A fiscalização da constitucionalidade pelos tribunais


Tem vindo a ser consolidada pelo TC a jurisprudência de que os direitos fundamentais, mesmo em situação de pandemia, não podem ser restringidos por resoluções governamentais.


Desde que a pandemia foi declarada a nível mundial que o país tem assistido a sucessivas supressões dos direitos constitucionais dos cidadãos. Nalguns casos, essas supressões ainda foram legitimadas pela declaração do estado de emergência, conforme exige o art.o 19.o da Constituição. Noutros casos, porém, as autoridades, fora do estado de emergência, suprimiram direitos fundamentais dos cidadãos sem qualquer cobertura constitucional.

Uma das situações mais graves de supressão dos direitos fundamentais ocorreu na Região Autónoma dos Açores, onde foi decretada uma quarentena obrigatória de 15 dias num quarto de hotel a todos os cidadãos que se deslocassem ao arquipélago. Essa situação só terminou quando, em Maio passado, o Tribunal de Ponta Delgada julgou procedente um habeas corpus de um cidadão enclausurado no hotel, devolvendo-o à liberdade. E a essa liberdade foram igualmente devolvidos todos os restantes cidadãos que se encontravam detidos nos hotéis, uma vez que, apesar de o habeas corpus apenas ter efeito num caso concreto, o anterior Governo Regional dos Açores terminou imediatamente as quarentenas ilegais.

A decisão do Tribunal de Ponta Delgada foi confirmada pelo Tribunal Constitucional que, no seu acórdão 403/2020, afirmou que “todo o regime dos direitos, liberdades e garantias está englobado na reserva relativa de competência da Assembleia da República (art.o 165.o, n.o 1, al. b) da CRP). Nestes termos, todas as normas disciplinadoras de um direito, liberdade ou garantia carecem de uma autorização prévia da Assembleia da República, exigência que ganha particular relevância quando estão em causa compressões ou condicionamentos a um direito”.

O anterior Governo Regional dos Açores não desistiu, porém, do intuito de estabelecer quarentenas obrigatórias, que correspondem a verdadeiras privações da liberdade fora dos casos em que a Constituição o admite. Foi assim que aprovou a resolução do Conselho do Governo 207/2020, de 31 de Julho de 2020, a qual obriga os passageiros a apresentar comprovativos de testes já realizados, ou a realizá-los à chegada, ou a realizar “isolamento profilático” em hotel definido para o efeito.

Caso o passageiro recuse esses procedimentos, determinou o n.o 5 da resolução que “a autoridade de saúde local pode, no âmbito das suas competências, determinar a realização de quarentena obrigatória, pelo período de tempo necessário à obtenção de resultado de teste de despiste ao vírus SARS-CoV-2, ou, caso o passageiro não concorde realizá-lo, pelo período de tempo necessário a completarem-se catorze dias desde a sua chegada à Região, em hotel definido para o efeito, sendo os custos da mesma imputados ao passageiro que assim proceda”. Em relação ao regime anterior, a diferença é que o n.o 6 da resolução prevê que “nos casos em que seja decretada quarentena obrigatória pela autoridade de saúde, a mesma deve, no prazo de 24 horas, ser submetida a validação judicial junto do tribunal competente”.

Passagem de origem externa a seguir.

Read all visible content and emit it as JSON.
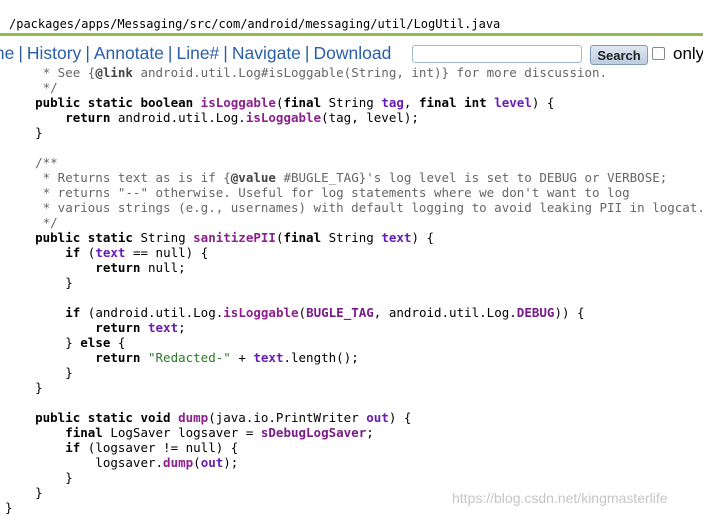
{
  "path": "/packages/apps/Messaging/src/com/android/messaging/util/LogUtil.java",
  "nav": {
    "items": [
      "me",
      "History",
      "Annotate",
      "Line#",
      "Navigate",
      "Download"
    ],
    "search_placeholder": "",
    "search_button": "Search",
    "only_label": "only"
  },
  "code_lines": [
    [
      [
        "c",
        "     * See {"
      ],
      [
        "cb",
        "@link"
      ],
      [
        "c",
        " android.util.Log#isLoggable(String, int)} for more discussion."
      ]
    ],
    [
      [
        "c",
        "     */"
      ]
    ],
    [
      [
        "k",
        "    public static boolean "
      ],
      [
        "m",
        "isLoggable"
      ],
      [
        "t",
        "("
      ],
      [
        "k",
        "final "
      ],
      [
        "t",
        "String "
      ],
      [
        "v",
        "tag"
      ],
      [
        "t",
        ", "
      ],
      [
        "k",
        "final int "
      ],
      [
        "v",
        "level"
      ],
      [
        "t",
        ") {"
      ]
    ],
    [
      [
        "k",
        "        return "
      ],
      [
        "t",
        "android.util.Log."
      ],
      [
        "m",
        "isLoggable"
      ],
      [
        "t",
        "(tag, level);"
      ]
    ],
    [
      [
        "t",
        "    }"
      ]
    ],
    [
      [
        "t",
        ""
      ]
    ],
    [
      [
        "c",
        "    /**"
      ]
    ],
    [
      [
        "c",
        "     * Returns text as is if {"
      ],
      [
        "cb",
        "@value"
      ],
      [
        "c",
        " #BUGLE_TAG}'s log level is set to DEBUG or VERBOSE;"
      ]
    ],
    [
      [
        "c",
        "     * returns \"--\" otherwise. Useful for log statements where we don't want to log"
      ]
    ],
    [
      [
        "c",
        "     * various strings (e.g., usernames) with default logging to avoid leaking PII in logcat."
      ]
    ],
    [
      [
        "c",
        "     */"
      ]
    ],
    [
      [
        "k",
        "    public static "
      ],
      [
        "t",
        "String "
      ],
      [
        "m",
        "sanitizePII"
      ],
      [
        "t",
        "("
      ],
      [
        "k",
        "final "
      ],
      [
        "t",
        "String "
      ],
      [
        "v",
        "text"
      ],
      [
        "t",
        ") {"
      ]
    ],
    [
      [
        "k",
        "        if "
      ],
      [
        "t",
        "("
      ],
      [
        "v",
        "text"
      ],
      [
        "t",
        " == null) {"
      ]
    ],
    [
      [
        "k",
        "            return "
      ],
      [
        "t",
        "null;"
      ]
    ],
    [
      [
        "t",
        "        }"
      ]
    ],
    [
      [
        "t",
        ""
      ]
    ],
    [
      [
        "k",
        "        if "
      ],
      [
        "t",
        "(android.util.Log."
      ],
      [
        "m",
        "isLoggable"
      ],
      [
        "t",
        "("
      ],
      [
        "f",
        "BUGLE_TAG"
      ],
      [
        "t",
        ", android.util.Log."
      ],
      [
        "f",
        "DEBUG"
      ],
      [
        "t",
        ")) {"
      ]
    ],
    [
      [
        "k",
        "            return "
      ],
      [
        "v",
        "text"
      ],
      [
        "t",
        ";"
      ]
    ],
    [
      [
        "t",
        "        } "
      ],
      [
        "k",
        "else "
      ],
      [
        "t",
        "{"
      ]
    ],
    [
      [
        "k",
        "            return "
      ],
      [
        "s",
        "\"Redacted-\""
      ],
      [
        "t",
        " + "
      ],
      [
        "v",
        "text"
      ],
      [
        "t",
        ".length();"
      ]
    ],
    [
      [
        "t",
        "        }"
      ]
    ],
    [
      [
        "t",
        "    }"
      ]
    ],
    [
      [
        "t",
        ""
      ]
    ],
    [
      [
        "k",
        "    public static void "
      ],
      [
        "m",
        "dump"
      ],
      [
        "t",
        "(java.io.PrintWriter "
      ],
      [
        "v",
        "out"
      ],
      [
        "t",
        ") {"
      ]
    ],
    [
      [
        "k",
        "        final "
      ],
      [
        "t",
        "LogSaver logsaver = "
      ],
      [
        "f",
        "sDebugLogSaver"
      ],
      [
        "t",
        ";"
      ]
    ],
    [
      [
        "k",
        "        if "
      ],
      [
        "t",
        "(logsaver != null) {"
      ]
    ],
    [
      [
        "t",
        "            logsaver."
      ],
      [
        "m",
        "dump"
      ],
      [
        "t",
        "("
      ],
      [
        "v",
        "out"
      ],
      [
        "t",
        ");"
      ]
    ],
    [
      [
        "t",
        "        }"
      ]
    ],
    [
      [
        "t",
        "    }"
      ]
    ],
    [
      [
        "t",
        "}"
      ]
    ]
  ],
  "watermark": "https://blog.csdn.net/kingmasterlife"
}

Sucede, porém, que tendo a autoridade de saúde solicitado ao Tribunal de Ponta Delgada a validação judicial de uma quarentena de quatro pessoas, este indeferiu liminarmente esse pedido, considerando inconstitucional a privação da liberdade fora do estado de emergência e que a resolução do Conselho do Governo dos Açores se ingeria em matéria reservada à Assembleia da República, sendo por isso organicamente inconstitucional. Interposto pelo Ministério Público recurso obrigatório para o Tribunal Constitucional, este veio, no seu acórdão 687/2020, do passado dia 26 de Novembro, a confirmar esta decisão, julgando essa norma “inconstitucional, por violação do disposto nas alíneas b) e p) do n.o 1 do artigo 165.o da Constituição”.

Tem vindo a ser, assim, consolidada pelo Tribunal Constitucional a jurisprudência de que os direitos fundamentais, mesmo em situação de pandemia, não podem ser restringidos por resoluções governamentais. O que se estranha é que estas decisões só surjam em fiscalização concreta da constitucionalidade, uma vez que as entidades que têm poderes para requerer a fiscalização abstracta da mesma não o estão a fazer. No momento em que se fala de fiscalizar a constitucionalidade da exigência de uma auditoria para fazer nova transferência de fundos para o Novo Banco, há muitas outras medidas que afectam os cidadãos cuja constitucionalidade há muito deveria ter sido fiscalizada.